Opening speakers in the debate will be Dr. Bitange Ndemo of the University of Nairobi, a former Private Secretary in the Ministry of Information and Communications in Kenya; Donald Clark, academic, commentator and edTech entrepreneur; Maximilian Bankole Jarrett, broadcaster, entrepreneur and former Director of Kofi Annan’s Africa Progress Panel; and Clarisse Iribagiza, CEO of the Rwandan company, DMM.HeHe. They will debate the motion that “This House believes Africa has nothing to fear from a ‘fourth industrial revolution’ and should seize the opportunity it represents.”

The debate will be chaired by former UK parliamentarian, Dr. Harold Elletson, a senior fellow of the Institute for Statecraft.

“The prospect of technology creating a fourth industrial revolution is a big issue for workers, citizens, businesses and governments throughout the world. It has potentially enormous implications for economic growth, employment and the way we lead our lives.
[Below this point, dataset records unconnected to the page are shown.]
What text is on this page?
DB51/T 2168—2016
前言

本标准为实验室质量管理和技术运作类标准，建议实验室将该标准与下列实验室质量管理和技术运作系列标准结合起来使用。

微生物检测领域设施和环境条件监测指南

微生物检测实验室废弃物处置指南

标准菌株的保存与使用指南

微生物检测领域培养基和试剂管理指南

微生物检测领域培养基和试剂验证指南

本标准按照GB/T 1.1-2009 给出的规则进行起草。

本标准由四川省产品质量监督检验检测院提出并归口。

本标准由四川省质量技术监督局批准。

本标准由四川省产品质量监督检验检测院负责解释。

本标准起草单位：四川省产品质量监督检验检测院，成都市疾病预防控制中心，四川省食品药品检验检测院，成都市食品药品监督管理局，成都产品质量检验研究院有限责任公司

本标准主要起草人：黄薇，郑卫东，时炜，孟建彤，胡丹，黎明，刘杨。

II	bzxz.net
Will it be good for Africa? It’s still not clear. There’s certainly a big opportunity there but there are also great dangers. One thing is certain, though: we need to think about it and plan for it.’’ Dr. Harold Elletson said.

“The eLearning Africa debate will get people thinking. Our speakers, who are all very eloquent and experienced, will argue the toss. Maximilian Bankole Jarrett and Donald Clark are both very controversial. They won’t pull their punches. And Bitange Ndemo is a cunning fox, who is a master of the parliamentary style of debate. It should be very lively, informative and entertaining.”
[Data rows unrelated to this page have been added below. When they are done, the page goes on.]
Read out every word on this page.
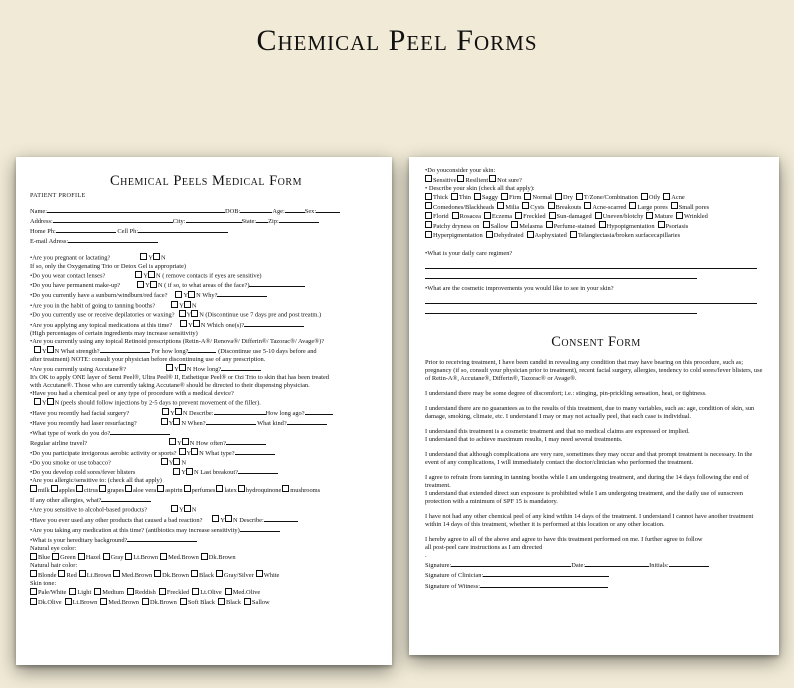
Chemical Peel Forms
Chemical Peels Medical Form
PATIENT PROFILE
Name:	DOB:	Age:	Sex:
Address:	City:	State: Zip:
Home Ph:	Cell Ph:
E-mail Adress:
•Are you pregnant or lactating?	Y N
If so, only the Oxygenating Trio or Detox Gel is appropriate)
•Do you wear contact lenses?	Y N ( remove contacts if eyes are sensitive)
•Do you have permanent make-up?	Y N ( if so, to what areas of the face?)
•Do you currently have a sunburn/windburn/red face?	Y N Why?
•Are you in the habit of going to tanning booths?	Y N
•Do you currently use or receive depilatories or waxing? Y N (Discontinue use 7 days pre and post treatm.)
•Are you applying any topical medications at this time?	Y N Which one(s)?
(High percentages of certain ingredients may increase sensitivity)
•Are you currently using any topical Retinoid prescriptions (Retin-A®/ Renova®/ Differin®/ Tazorac®/ Avage®)?
Y N What strength?	For how long?	(Discontinue use 5-10 days before and
after treatment) NOTE: consult your physician before discontinuing use of any prescription.
•Are you currently using Accutane®?	Y N How long?
It's OK to apply ONE layer of Semi Peel®, Ultra Peel® II, Esthetique Peel® or Ozi Trio to skin that has been treated
with Accutane®. Those who are currently taking Accutane® should be directed to their dispensing physician.
•Have you had a chemical peel or any type of procedure with a medical device?
Y N (peels should follow injections by 2-5 days to prevent movement of the filler).
•Have you recently had facial surgery?	Y N Describe:	How long ago?
•Have you recently had laser resurfacing?	Y N When?	What kind?
•What type of work do you do?
Regular airline travel?	Y N How often?
•Do you participate invigorous aerobic activity or sports? Y N What type?
•Do you smoke or use tobacco?	Y N
•Do you develop cold sores/fever blisters	Y N Last breakout?
•Are you allergic/sensitive to: (check all that apply)
milk apples citrus grapes aloe vera aspirin perfumes latex hydroquinone mushrooms
If any other allergies, what?
•Are you sensitive to alcohol-based products?	Y N
•Have you ever used any other products that caused a bad reaction?	Y N Describe:
•Are you taking any medication at this time? (antibiotics may increase sensitivity)
•What is your hereditary background?
Natural eye color:
Blue Green Hazel Gray Lt.Brown Med.Brown Dk.Brown
Natural hair color:
Blonde Red Lt.Brown Med.Brown Dk.Brown Black Gray/Silver White
Skin tone:
Pale/White Light Medium Reddish Freckled Lt.Olive Med.Olive
Dk.Olive Lt.Brown Med.Brown Dk.Brown Soft Black Black Sallow
•Do youconsider your skin:
Sensitive Resilient Not sure?
• Describe your skin (check all that apply):
Thick Thin Saggy Firm Normal Dry T/Zone/Combination Oily Acne
Comedones/Blackheads Milia Cysts Breakouts Acne-scarred Large pores Small pores
Florid Rosacea Eczema Freckled Sun-damaged Uneven/blotchy Mature Wrinkled
Patchy dryness on Sallow Melasma Perfume-stained Hypopigmentation Psoriasis
Hyperpigmentation Dehydrated Asphyxiated Telangiectasia/broken surfacecapillaries
•What is your daily care regimen?
•What are the cosmetic improvements you would like to see in your skin?
Consent Form

Prior to receiving treatment, I have been candid in revealing any condition that may have bearing on this procedure, such as; pregnancy (if so, consult your physician prior to treatment), recent facial surgery, allergies, tendency to cold sores/fever blisters, use of Retin-A®, Accutane®, Differin®, Tazorac® or Avage®.

I understand there may be some degree of discomfort; i.e.: stinging, pin-prickling sensation, heat, or tightness.

I understand there are no guarantees as to the results of this treatment, due to many variables, such as: age, condition of skin, sun damage, smoking, climate, etc. I understand I may or may not actually peel, that each case is individual.

I understand this treatment is a cosmetic treatment and that no medical claims are expressed or implied.

I understand that to achieve maximum results, I may need several treatments.

I understand that although complications are very rare, sometimes they may occur and that prompt treatment is necessary. In the event of any complications, I will immediately contact the doctor/clinician who performed the treatment.

I agree to refrain from tanning in tanning booths while I am undergoing treatment, and during the 14 days following the end of treatment.

I understand that extended direct sun exposure is prohibited while I am undergoing treatment, and the daily use of sunscreen protection with a minimum of SPF 15 is mandatory.

I have not had any other chemical peel of any kind within 14 days of the treatment. I understand I cannot have another treatment within 14 days of this treatment, whether it is performed at this location or any other location.

I hereby agree to all of the above and agree to have this treatment performed on me. I further agree to follow all post-peel care instructions as I am directed

.
Signature:	Date:	Initials:
Signature of Clinician:
Signature of Witness:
The eLearning Africa debate uses a parliamentary format, in which members of the audience (the House) have the chance to express their views after the main speakers. A vote will be taken at the end of proceedings. 

eLearning Africa, which is taking place over three days from the 26 to 28 September, is Africa’s largest conference on technology-assisted learning and training. It is being held this year under the patronage of the Rwandan Government and a roundtable meeting of African ministers of education, information and communications will take place on the opening day of the conference.